El toque de queda como nueva restricción. A pesar de la nueva medida, se suceden las fiestas privadas y los botellones por España

La fiesta y el coronavirus
El ocio nocturno y la Covid-19

La realidad se impone a la política. Los pésimos datos que baraja España durante esta segunda ola han empujado al Gobierno a decretar un nuevo estado de alarma. Este domingo a las 18.24 horas concretamente, se publicaba en el Boletín Oficial del Estado este decreto extraordinario. Este nuevo instrumento serviría de apoyo a las comunidades para regular la movilidad en su territorio; y una de las grandes novedades es que durante quince días queda establecido lo que conocemos como “toque de queda”.

Esta medida estipula que se restringirá la movilidad desde las 23:00 a las 6:00, aunque se les ha dado un margen a las autonomías para adelantarlo o atrasarlo una hora. Este nuevo marco jurídico, que trata de frenar los contagios comprendidos en la franja de edad de los 15 a los 29 años, deja en el aire varias preguntas: ¿Qué ocurrirá con el ocio nocturno? ¿Y con el próximo puente, que coincide con la celebración de la fiesta americana conocida como Halloween?

Si ponemos la mirada en Madrid, tan solo este fin de semana la policía municipal contabilizaba alrededor de unas 300 fiestas privadas, que no cumplían las condiciones de seguridad ni tampoco de aforo.

Y a pesar de las restricciones a la movilidad en horario nocturno, la madrugada del sábado se desmanteló una fiesta privada en un bar del centro de la capital. Allí los dueños tenían encerradas a 36 personas, con el único objetivo de esperar a que la policía se cansase y eludir así la multa.

Mucho revuelo también en la fiesta del diario El Español, que conmemoraba su quinto aniversario con un evento que congregó este lunes a ochenta personas. Cabe destacar entre las numerosas personalidades, la presencia de políticos y representantes del gobierno como el ministro de Sanidad, Salvador Illa, Inés Arrimadas de Ciudadanos y el líder del PP, Pablo Casado.

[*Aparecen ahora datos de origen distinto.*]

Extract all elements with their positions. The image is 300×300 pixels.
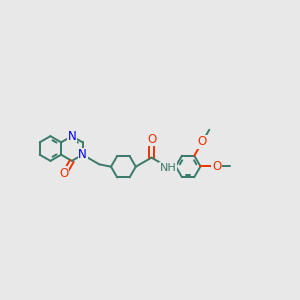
Text: O: O <box>59 167 69 180</box>
Text: O: O <box>147 133 156 146</box>
Text: O: O <box>212 160 221 173</box>
Text: O: O <box>198 135 207 148</box>
Text: N: N <box>78 148 87 161</box>
Text: N: N <box>68 130 76 142</box>
Text: NH: NH <box>160 163 177 173</box>
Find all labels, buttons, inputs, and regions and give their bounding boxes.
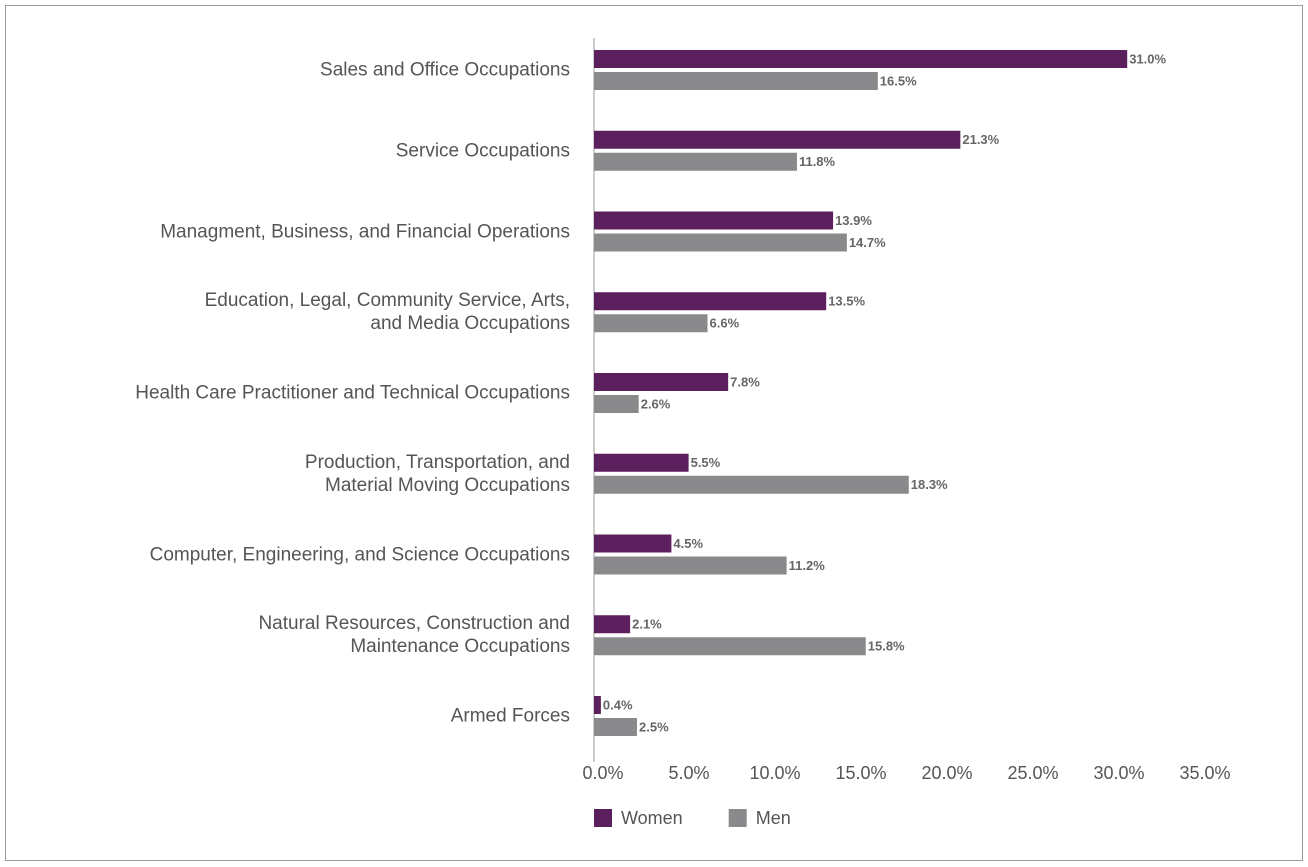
bar <box>594 395 639 413</box>
value-label: 14.7% <box>849 235 886 250</box>
value-label: 6.6% <box>710 316 740 331</box>
bar <box>594 534 672 553</box>
bar <box>594 292 827 311</box>
value-label: 16.5% <box>880 73 917 88</box>
category-label: Armed Forces <box>450 705 570 727</box>
bar <box>594 72 878 90</box>
value-label: 15.8% <box>868 639 905 654</box>
value-label: 13.9% <box>835 213 872 228</box>
bar <box>594 314 708 333</box>
category-label: Education, Legal, Community Service, Art… <box>204 290 570 335</box>
bar <box>594 152 797 171</box>
bar <box>594 637 866 656</box>
value-label: 4.5% <box>673 536 703 551</box>
legend-label: Women <box>621 808 683 828</box>
value-label: 5.5% <box>691 455 721 470</box>
value-label: 31.0% <box>1129 51 1166 66</box>
category-label: Health Care Practitioner and Technical O… <box>135 382 570 404</box>
value-label: 18.3% <box>911 477 948 492</box>
bar <box>594 718 637 736</box>
x-tick-label: 25.0% <box>1007 763 1058 783</box>
bar <box>594 373 729 391</box>
value-label: 11.8% <box>799 154 836 169</box>
category-label: Production, Transportation, and Material… <box>304 451 570 496</box>
bar <box>594 696 601 714</box>
value-label: 11.2% <box>789 558 826 573</box>
value-label: 13.5% <box>828 294 865 309</box>
x-tick-label: 15.0% <box>835 763 886 783</box>
category-label: Service Occupations <box>395 140 570 162</box>
bar <box>594 475 909 494</box>
x-tick-label: 30.0% <box>1093 763 1144 783</box>
x-tick-label: 10.0% <box>749 763 800 783</box>
x-tick-label: 5.0% <box>668 763 709 783</box>
category-label: Natural Resources, Construction and Main… <box>258 613 570 658</box>
value-label: 2.6% <box>641 396 671 411</box>
bar <box>594 615 631 634</box>
frame <box>5 5 1303 861</box>
bar <box>594 556 787 575</box>
x-tick-label: 35.0% <box>1179 763 1230 783</box>
category-label: Sales and Office Occupations <box>320 59 570 81</box>
bar <box>594 233 847 252</box>
legend-label: Men <box>756 808 791 828</box>
value-label: 2.5% <box>639 719 669 734</box>
bar <box>594 50 1128 68</box>
x-tick-label: 20.0% <box>921 763 972 783</box>
value-label: 7.8% <box>730 374 760 389</box>
value-label: 21.3% <box>962 132 999 147</box>
bar <box>594 130 961 149</box>
bar <box>594 211 834 230</box>
bar <box>594 453 689 472</box>
category-label: Computer, Engineering, and Science Occup… <box>149 544 570 565</box>
legend-swatch <box>728 809 747 827</box>
x-tick-label: 0.0% <box>582 763 623 783</box>
legend-swatch <box>594 809 612 827</box>
value-label: 2.1% <box>632 617 662 632</box>
value-label: 0.4% <box>603 697 633 712</box>
category-label: Managment, Business, and Financial Opera… <box>160 221 570 242</box>
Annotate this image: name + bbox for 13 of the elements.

Pero estas fiestas no solo se suceden en la Comunidad de Madrid. También este fin de semana, en Sevilla un grupo de agentes se encuentra al abrir el maletero de un coche, el ‘telebotellón a domicilio’. Un vehículo cargado con hielo, bebidas alcohólicas, refrescos y una elaborada lista, para llevar la cuenta del reparto. 

Esta no es la única ocurrencia de los jóvenes para salvar la noche. Se populariza también el llamado ‘bote anticovid’. Ahora los asistentes a las fiestas deberán aportar su alcohol y una suma de dinero determinada que servirá como “fianza” en el caso de ser multados.

A esto se suman las fiestas en los colegios mayores, otro problema que preocupa y mucho, a varias localidades. Valencia, Salamanca y ahora Granada. El municipio andaluz protagonizó un vídeo algo pintoresco donde los estudiantes de un colegio mayor, se saltaban el toque de queda de una forma inusual: por la ventana. Ante las nuevas restricciones, los estudiantes deciden escaparse y volver a sus habitaciones trepando por la fachada del edificio.

Las sanciones por participar en este tipo de eventos oscilan dependiendo de la gravedad del delito. Las más leves alrededor de los 1500 euros mientras que una infracción calificada de “muy grave” podrá ascender a los 600.000 euros. Según ha detallado la policía, en los quince días que ha durado el anterior estado de alarma, las sanciones de esta índole han superado las 3.500, una cifra bastante elevada.